Tuesday 10 August 2010

Three From Graham Stewart's VioSac

Known two decades ago as Violence And The Sacred (I still have one of the early LPs, Suture Self - this writer is getting old, you see) VioSac is basically Graham Stewart, from Ontario, who transform into (not always) wacky sounds the many suggestions that buzz in his mind, with just a little help from friends in some occasions. An old-tech type of acousmatic pastry – resolutely recorded on analogue tape – which reveals a number of very nice surprises. These three CDs represent the result of the project’s second coming after several years of hiatus; they were published yearly – starting in 2008 - and are reviewed according to their chronologic order. Hey you, people who spent a fortune for NWW’s Chance Meeting On A Dissecting Table: there’s more attractive substance herein.

VIOSAC – Rusty Pile

Instigation to obsessive behaviours through the use of a neurotic variety of dissonant sequencing (brought to extreme consequences in the exaggeratedly protracted title track). Elsewhere, intriguing reiterations and leisurely paced abstract electronics pave the way to an easier enjoyment of an ill-minded quietness, the impossibility of referencing the sounds to anything well-known a definite plus. Samples of classic music appear like funny ghosts amidst panoramas overflowed with deformed dichotomies and rambling precariousness. Spoken word (texts by a William Shakespeare) is not exactly welcome, especially when it ruins a beautifully misshapen string loop (“Sonnet 139/66”) or unspeakably nonfigurative suspensions (“Sonnet 64/15”). This is uncompromisingly disordered stuff: at times naïve, often labyrinthine, for the large part appreciably unendurable due to a reluctance to open the doors to a “first come, first served” kind of short-term audience. On the contrary, Rusty Pile must be attentively analyzed in order to appreciate its most satisfying traits, which translates into “legitimate experimental release”.
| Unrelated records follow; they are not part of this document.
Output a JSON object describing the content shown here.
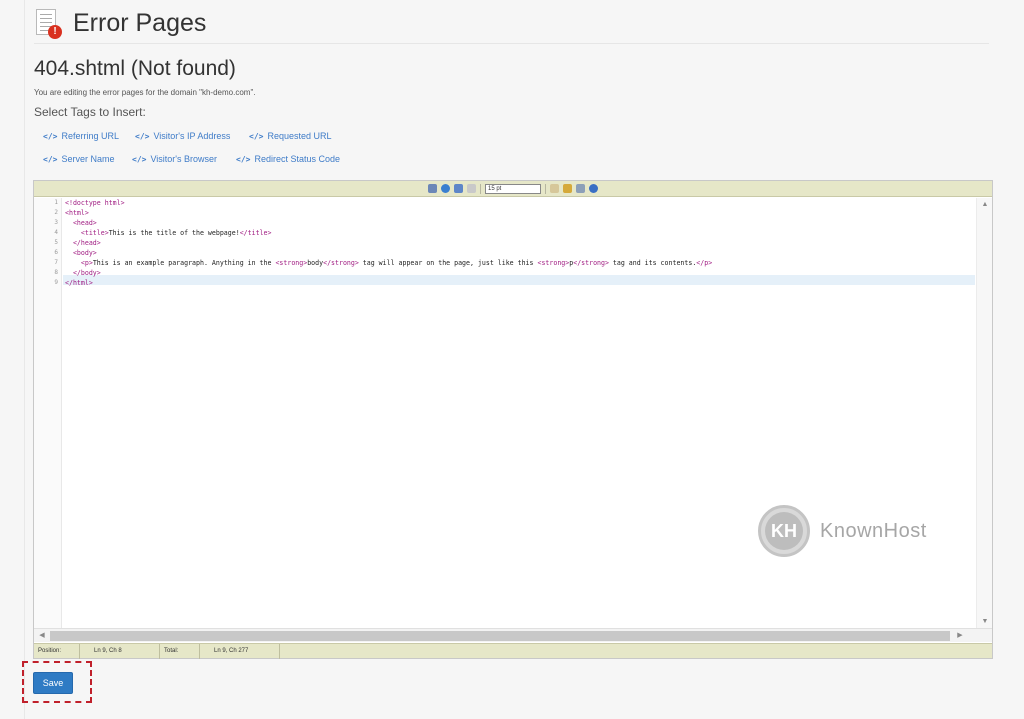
{
  "header": {
    "title": "Error Pages",
    "icon": "error-document-icon"
  },
  "subtitle": "404.shtml (Not found)",
  "editing_note": "You are editing the error pages for the domain \"kh-demo.com\".",
  "tags_label": "Select Tags to Insert:",
  "tags": [
    {
      "label": "Referring URL",
      "icon": "code-icon"
    },
    {
      "label": "Visitor's IP Address",
      "icon": "code-icon"
    },
    {
      "label": "Requested URL",
      "icon": "code-icon"
    },
    {
      "label": "Server Name",
      "icon": "code-icon"
    },
    {
      "label": "Visitor's Browser",
      "icon": "code-icon"
    },
    {
      "label": "Redirect Status Code",
      "icon": "code-icon"
    }
  ],
  "editor": {
    "toolbar_select": "15 pt",
    "line_numbers": [
      "1",
      "2",
      "3",
      "4",
      "5",
      "6",
      "7",
      "8",
      "9"
    ],
    "lines": [
      "<!doctype html>",
      "<html>",
      "  <head>",
      "    <title>This is the title of the webpage!</title>",
      "  </head>",
      "  <body>",
      "    <p>This is an example paragraph. Anything in the <strong>body</strong> tag will appear on the page, just like this <strong>p</strong> tag and its contents.</p>",
      "  </body>",
      "</html>"
    ],
    "status": {
      "position_label": "Position:",
      "position_value": "Ln 9, Ch 8",
      "total_label": "Total:",
      "total_value": "Ln 9, Ch 277"
    }
  },
  "watermark": {
    "text": "KnownHost",
    "logo_letters": "KH"
  },
  "save_label": "Save",
  "colors": {
    "link": "#3f7cc8",
    "toolbar": "#e6e7c8",
    "save": "#2f7bc4",
    "highlight": "#c0202b",
    "tag_code": "#a01c82"
  }
}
VIOSAC – You Are Planning To Enjoy The Apocalypse

The record was mainly composed on Korg analogue synthesizers plus “processed audio from primary source material and field/found recordings”. Besides the boss, it features the participation of other human entities in a couple of instances (Ted Wheeler and a “St. Deborah”). This time the title track - also the longest, once again - is placed right at the beginning but its compulsiveness is rendered more acceptable by the volatility of the sequences, and the nineteen minutes flow pretty easily. The rest is a mixture of relentless aural vexations and cerebral bewilderment permeated by sonorities that are best described as “deliriously cluttered”. One manages to get a vague impression of a few familiar elements: deformed voices, guitars equalized as if played inside a stomach. The recalcitrant temperament of some of these digressions – at times enhanced by industrial percussions who would test Job’s patience - is not exactly what will persuade a loved person to remain faithful. However, this constant rupture of any scheme that might remotely be associated with consonance and mental respite is entertaining. Quite often, this music is so absurdly unhinged that ends sounding like a sticky magma of cacophonic emissions of which we can just imagine the underlying plot. Fact is, this kind of matter has always interested yours truly and Stewart is not an adolescent foot-dragger.

VIOSAC – Dawning Luminosity

And so, when everything looked set for my third attempt to find strange words to depict another eerie recipe by Stewart, we’re instead welcomed by a brand of semi-static loop-based electronica whose overall sonority lies halfway through a depressurized Eliane Radigue and the above mentioned NWW circa Soliloquy For Lilith, with wider spaces for the mind to roam. There’s nothing much to report about in the unfolding of this work, which is subdivided in three parts and thus designed: “Music of sadness and resolution”. Let’s just say that it is a soothing kind of discreetly enigmatic ethereal soundscape with deeper implications than sheer “ambient”, definitely capable of involving the listener beyond its use as background (which is one of the options, although the sonic tissue implies something more interesting, being formed by a multiple layering-cum-modulation of Moog and Korg synths processed via Vermona and Roland effects). The features I love most are the slowly sloping waves and the warm pulsations generated by those machines, which – taken in the opportune moment – can connect with the mental dimension where rational justifications of psychoacoustic phenomena are not mandatory. We let the sounds do the talking, and they talk convincingly. As Stewart puts it, “understand, and you’re liberated”.